Shaders have access to texture sizes and can query by pixel coordinates instead of uv coordinates.

vec2 size = textureSize(sampler, lod)
vec4 values = texelFetch(sampler, ivec2Position, lod);

Texture Arrays and 3D textures

vec4 color = texture(sampler2DArray, vec3(u, v, index));
vec4 color = texture(sampler3D, vec3(u, v, depth));

Non-constant loops

Matrix functions

mat4 m = inverse(matrix);
mat4 t = transpose(matrix);

Integer textures, attributes and math

In WebGL2 you can have integer attributes and integer textures.

GLSL 3.00 ES allows you to do integer math in the shaders, including bit manipulations of integers.

Uniform Buffer Objects

Transform Feedback

Concepts

A shader module is either:

  • Generic - a set of generic GLSL functions that can be included either in a fragment shader or a vertex shader (or both). The fp64 module is a good example of this type of module.
  • Functional - Contains specific vertex and/or fragment shader "chunks", often set up so that the vertex shader part sets up a varying used by the fragment shader part.

To define a shader module, you must specify the following fields:

  • name (String) - the name of the shader module
  • dependencies (Array) - a list of other shader modules that this module is dependent on
  • deprecations (Array) - a list of deprecated APIs. If supplied, assembleShaders will scan the source for usage and issue a console warning. Each API is described in the following format:

    • type: uniform <type> or function
    • old: name of the deprecated uniform/function
    • new: name of the new uniform/function
    • deprecated: whether the old API is still supported
  • getUniforms JavaScript function that maps JavaScript parameter keys to uniforms used by this module
  • vs
  • fs

GLSL Code

The GLSL code for a shader module typically contains:

  • a mix of uniform and varying declarations
  • one or more GLSL function definitions

getUniforms

Each shader module provides a method to get a map of uniforms for the shader.
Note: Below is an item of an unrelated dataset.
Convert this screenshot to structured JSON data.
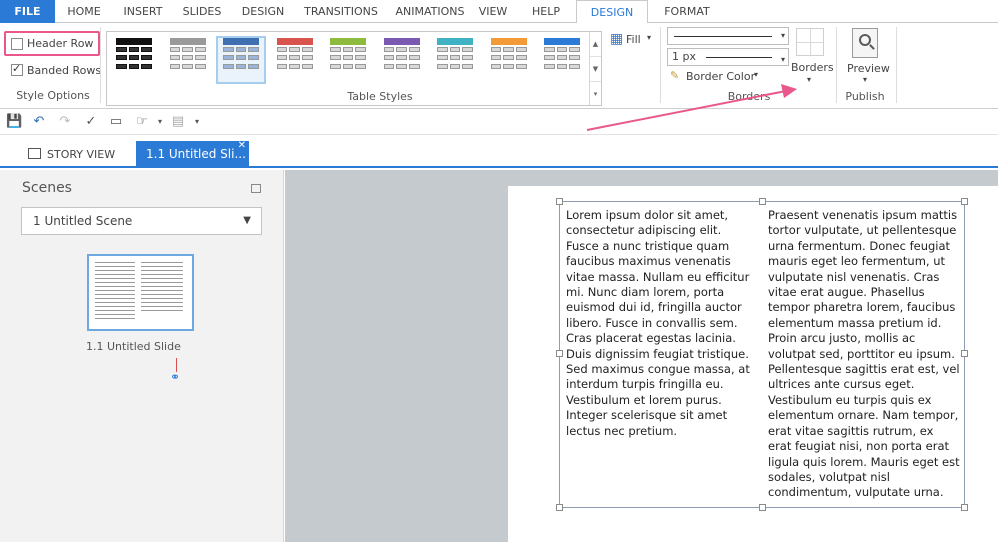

This function will be called with two arguments:

  • opts - the module settings to update. This argument may not be provided when getUniforms is called to generate a set of default uniform values.
  • context - the uniforms generated by this module's dependencies.

The function should return a JavaScript object with keys representing uniform names and values representing uniform values.

The function should expect the shape of the dependency uniforms to vary based on what's passed in opts. This behavior is intended because we only want to recalculate a uniform if the uniforms that it depends on are changed. An example is the project and project64 modules in deck.gl. When opts.viewport is provided, project64 will receive the updated projection matrix generated by the project module. If opts.viewport is empty, then the project module generates nothing and so should project64.

Platform Detection

Also does some platform detection and injects #define statements enabling your shader to conditionally use code.

Remarks

  • No Vertex Attributes - At the moment shader modules are not expected to use attributes. It is up to the root application shaders to define attributes and call GLSL functions from the imported shader modules with the appropriate attributes. This is just a convention, not a hard limitation.